Laughter is a terrific way to reduce stress. And thanks to Twitter, when an amateur comic who is also a parent cracks a good joke, the world listens! (And, if you need a good laugh, you should too.) Check out this sampling of the books best wit, wisdom and wisecracks:
Yesterday I cleaned my house, which is dumb because we still live here.
To anyone out there thinking about having kids, today my 2YO threw a temper tantrum because she couldn’t get rid of her shadow.
You could make dinner for a toddler, or you could just cut out the middle man & throw away a plate of food & squirt ketchup on the dog.
My artistic 3YO has chosen the dining room table as her canvas, a blue Sharpie as her paint bush & lax supervision as her motivation.

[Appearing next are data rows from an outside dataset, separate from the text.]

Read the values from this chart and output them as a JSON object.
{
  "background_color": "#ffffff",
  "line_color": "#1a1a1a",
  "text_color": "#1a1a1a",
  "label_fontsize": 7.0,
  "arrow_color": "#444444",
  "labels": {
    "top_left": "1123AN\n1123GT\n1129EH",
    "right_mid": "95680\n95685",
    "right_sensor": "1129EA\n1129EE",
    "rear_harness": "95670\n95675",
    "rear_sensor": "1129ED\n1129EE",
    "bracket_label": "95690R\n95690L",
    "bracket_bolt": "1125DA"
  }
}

My teen daughter dropped her phone. It broke. The world came to an end. Good-bye, everybody.
My 4YO just shut the bathroom door on me while I was inside and told me I was in jail. So I locked the door. I love this game.
Glad my son can read because now someone calls out from the backseat every 2 minutes with the current speed limit and how I’m exceeding it.
5YO: Mom, will you get me a yogurt?
Me: You’re closer to the fridge.
5YO: *moves to the other side of the room.* Now you’re closer.
World peace could be achieved if all the political leaders of the world had to work together to dress and undress Barbies.
Fun Fact: The average group of 4YOs can take up to 7 years to break open a pinata.
Tonight we will be having “That looks kinda yucky” with a side of “How many bites do I have to take?”
Reasons my 2YO threw a fit today:
1) I woke her up
2) Her socks felt funny.
3) Her balloon was too floaty.
I bet if Bruce Banner had children, he’d be the Hulk more than 90% of the time.
Put a new blender on your baby registry. It drowns out the crying and makes margaritas. You’re welcome.
4YO: My teacher said zombies aren’t real.
Me: That sounds like something a zombie would say.
4YO: *hides under her bed forever.*
“Daddy, I want to watch Dora.”
“Sweetie, this is Dora. It’s the one where she plays an NBA basketball game against the Brooklyn Nets.”
My signature move is spending 4 hours getting my kids to sleep and then tripping over a basket of cymbals on my way out of the room.
I only have to wait 30 more years before my daughter realizes I know what I’m talking about.
4YO: Tell me a scary story!
Me: One time little people popped out of your mom, and they never stopped asking questions.
There should be a theme park called Parentland where only parents can go. The rides would be couches where parents can just sit in peace.
Reassured the 5YO at 2 a.m. that there are no werewolves, then went back to bed where I can’t let my feet hang over because of the evil clowns.
MY 9YO says she always unbuttons her jeans when she sits on the couch because I do. So that’s my legacy right there, people.
My advice? Get a copy for everybody on your holiday gift list. And a copy for yourself too. Then sit back, pour yourself a margarita and enjoy.